It’s a story of a Terp rookie and a Terp veteran.
Two new appointments to prominent university positions started their jobs this August: Assistant Vice President for Student Affairs Mary Hummel and Counseling Center Director Sharon Kirkland-Gordon.
Hummel, who started at the university Aug. 16, replaced Pat Mielke, who could not be reached for comment. After 25 years at two other universities, Hummel said she gets a dose of Terrapin pride every morning when she walks along McKeldin Mall — one of her favorite spots on the campus — to her office in the Mitchell Building.
“[It’s] very collegiate; you really feel like you’re at a prestigious university,” Hummel said. She has spent the last month scrambling to meet with the heads of the departments she oversees — Residential Facilities, Resident Life, Transportation Services, Dining Services and Conferences and Visitor Services — as well as students and other officials.
She said she has especially enjoyed meeting with students, such as resident assistants, and has plans to meet with the presidents of the Student Government Association, Graduate Student Government and Resident Hall Association.
Hummel said she is still very new to the position and is focusing on developing relationships at the university. But once she has done so, Hummel said, she hopes to improve the university by helping to provide not only quick solutions to problems but also strategic examination of issues to make lasting changes.
This university faces many of the same challenges as other large schools, Hummel said, such as aging facilities and balancing student concerns with a tight budget, and said she looks forward to helping solve them.

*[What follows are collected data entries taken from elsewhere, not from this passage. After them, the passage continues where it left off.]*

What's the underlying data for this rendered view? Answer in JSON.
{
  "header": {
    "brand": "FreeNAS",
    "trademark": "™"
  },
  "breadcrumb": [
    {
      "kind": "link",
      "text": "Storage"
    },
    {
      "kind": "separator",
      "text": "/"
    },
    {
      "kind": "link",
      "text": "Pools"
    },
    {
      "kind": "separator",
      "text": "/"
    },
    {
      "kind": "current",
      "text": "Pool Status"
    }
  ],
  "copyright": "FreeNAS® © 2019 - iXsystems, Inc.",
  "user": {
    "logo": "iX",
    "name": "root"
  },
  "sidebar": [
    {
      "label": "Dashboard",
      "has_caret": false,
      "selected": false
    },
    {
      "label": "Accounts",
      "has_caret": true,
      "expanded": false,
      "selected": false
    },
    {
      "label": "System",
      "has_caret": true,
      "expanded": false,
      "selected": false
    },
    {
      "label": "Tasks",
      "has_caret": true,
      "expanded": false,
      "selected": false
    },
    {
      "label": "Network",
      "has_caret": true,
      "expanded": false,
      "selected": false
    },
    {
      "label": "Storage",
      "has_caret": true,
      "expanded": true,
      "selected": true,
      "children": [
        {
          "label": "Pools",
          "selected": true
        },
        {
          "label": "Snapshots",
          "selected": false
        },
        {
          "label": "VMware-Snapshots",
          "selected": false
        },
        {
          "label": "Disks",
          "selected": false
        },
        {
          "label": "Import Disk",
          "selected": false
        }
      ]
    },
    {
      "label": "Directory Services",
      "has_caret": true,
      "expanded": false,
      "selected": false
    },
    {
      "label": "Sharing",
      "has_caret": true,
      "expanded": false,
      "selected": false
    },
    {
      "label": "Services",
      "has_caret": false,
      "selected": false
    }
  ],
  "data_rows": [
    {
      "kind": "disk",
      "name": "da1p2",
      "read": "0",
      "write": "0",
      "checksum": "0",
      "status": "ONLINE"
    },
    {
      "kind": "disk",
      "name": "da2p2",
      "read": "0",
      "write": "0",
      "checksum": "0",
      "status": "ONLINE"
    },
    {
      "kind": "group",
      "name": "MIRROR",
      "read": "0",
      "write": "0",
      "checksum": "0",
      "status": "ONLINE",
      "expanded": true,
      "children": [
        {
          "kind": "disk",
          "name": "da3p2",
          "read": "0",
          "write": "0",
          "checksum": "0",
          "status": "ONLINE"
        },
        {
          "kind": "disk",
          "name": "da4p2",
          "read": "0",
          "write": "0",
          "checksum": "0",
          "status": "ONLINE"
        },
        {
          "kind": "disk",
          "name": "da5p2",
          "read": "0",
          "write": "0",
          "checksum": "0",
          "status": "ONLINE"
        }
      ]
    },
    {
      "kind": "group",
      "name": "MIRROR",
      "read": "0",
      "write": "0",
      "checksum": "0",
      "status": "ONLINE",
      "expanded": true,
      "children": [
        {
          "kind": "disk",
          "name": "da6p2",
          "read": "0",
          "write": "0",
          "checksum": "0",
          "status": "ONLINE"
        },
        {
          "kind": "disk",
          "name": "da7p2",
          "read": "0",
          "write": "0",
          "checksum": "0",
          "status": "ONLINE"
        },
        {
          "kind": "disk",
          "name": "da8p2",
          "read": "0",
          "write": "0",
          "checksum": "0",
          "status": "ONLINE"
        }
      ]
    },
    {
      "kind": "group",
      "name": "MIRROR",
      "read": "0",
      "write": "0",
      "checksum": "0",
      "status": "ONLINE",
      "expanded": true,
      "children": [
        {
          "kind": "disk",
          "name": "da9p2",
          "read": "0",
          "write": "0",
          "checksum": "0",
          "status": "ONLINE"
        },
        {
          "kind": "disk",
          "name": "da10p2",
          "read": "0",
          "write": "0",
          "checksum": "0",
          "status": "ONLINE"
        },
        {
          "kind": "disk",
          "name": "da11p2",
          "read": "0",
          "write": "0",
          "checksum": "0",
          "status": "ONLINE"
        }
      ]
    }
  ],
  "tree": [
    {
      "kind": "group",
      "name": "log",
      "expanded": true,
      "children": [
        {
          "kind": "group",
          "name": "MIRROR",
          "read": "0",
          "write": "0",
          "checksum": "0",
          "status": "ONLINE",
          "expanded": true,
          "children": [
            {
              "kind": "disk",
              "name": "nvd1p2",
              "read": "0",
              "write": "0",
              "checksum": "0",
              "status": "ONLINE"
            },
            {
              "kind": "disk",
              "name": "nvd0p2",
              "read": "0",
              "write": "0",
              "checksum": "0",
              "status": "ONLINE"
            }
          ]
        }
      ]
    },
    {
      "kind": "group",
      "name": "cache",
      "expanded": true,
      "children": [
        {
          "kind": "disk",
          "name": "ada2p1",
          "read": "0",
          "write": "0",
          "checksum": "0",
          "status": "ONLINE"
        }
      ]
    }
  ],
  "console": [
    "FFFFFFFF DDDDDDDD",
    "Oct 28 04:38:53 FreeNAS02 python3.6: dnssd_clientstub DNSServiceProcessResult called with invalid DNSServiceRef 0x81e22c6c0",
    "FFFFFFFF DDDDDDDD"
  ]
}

“I’m very excited to be here,” she said.
Hummel, a Pittsburgh, Pa., native, graduated from Penn State with a communication degree and then returned for a master’s degree in counseling and student affairs.
She earned a doctorate in higher education administration at the University of Michigan and spent another 20 years in administrative roles there. Hummel spent the last five years as the director of housing for the University of North Carolina at Greensboro.
Kirkland-Gordon’s story is a little different.
She applied on a whim for an internship at this university in 1988. She had no idea she would continue to call the university home more than two decades later.
After receiving a bachelor’s degree in science and psychology from Spelman College and completing a master’s degree in science and rehabilitation counseling at SUNY Buffalo, Kirkland-Gordon needed a full-time internship to complete her doctorate in counseling psychology.
She landed at this university’s Counseling Center as a predoctoral intern, which was an intensive training experience for graduate students in psychology.
But when her yearlong internship ended, Kirkland-Gordon wasn’t ready to leave. Instead, she took a job as a staff psychologist in 1990 and, in 1998, became the training director for doctorate level internships.
Kirkland-Gordon, who is replacing Vivian Boyd as the center’s director, said she truly loves counseling students and serving as a mentor to graduate students.
“To [have] seen them grow, to [have] seen them get better, to [have] seen them do better, to [have] seen them graduate,” she said, has been a great experience.
In her new role as Counseling Center director, which began Aug. 2, Kirkland-Gordon said she has been filling her days with meetings with other directors at the university, dealing with any problems that arise and starting her self-assigned task of meeting with the center’s approximately 60 staff members one-on-one.
“We’re here to make sure our students get a quality education. … It’s about seeing someone move from one place to the next; move from a place of few options to many options,” she said.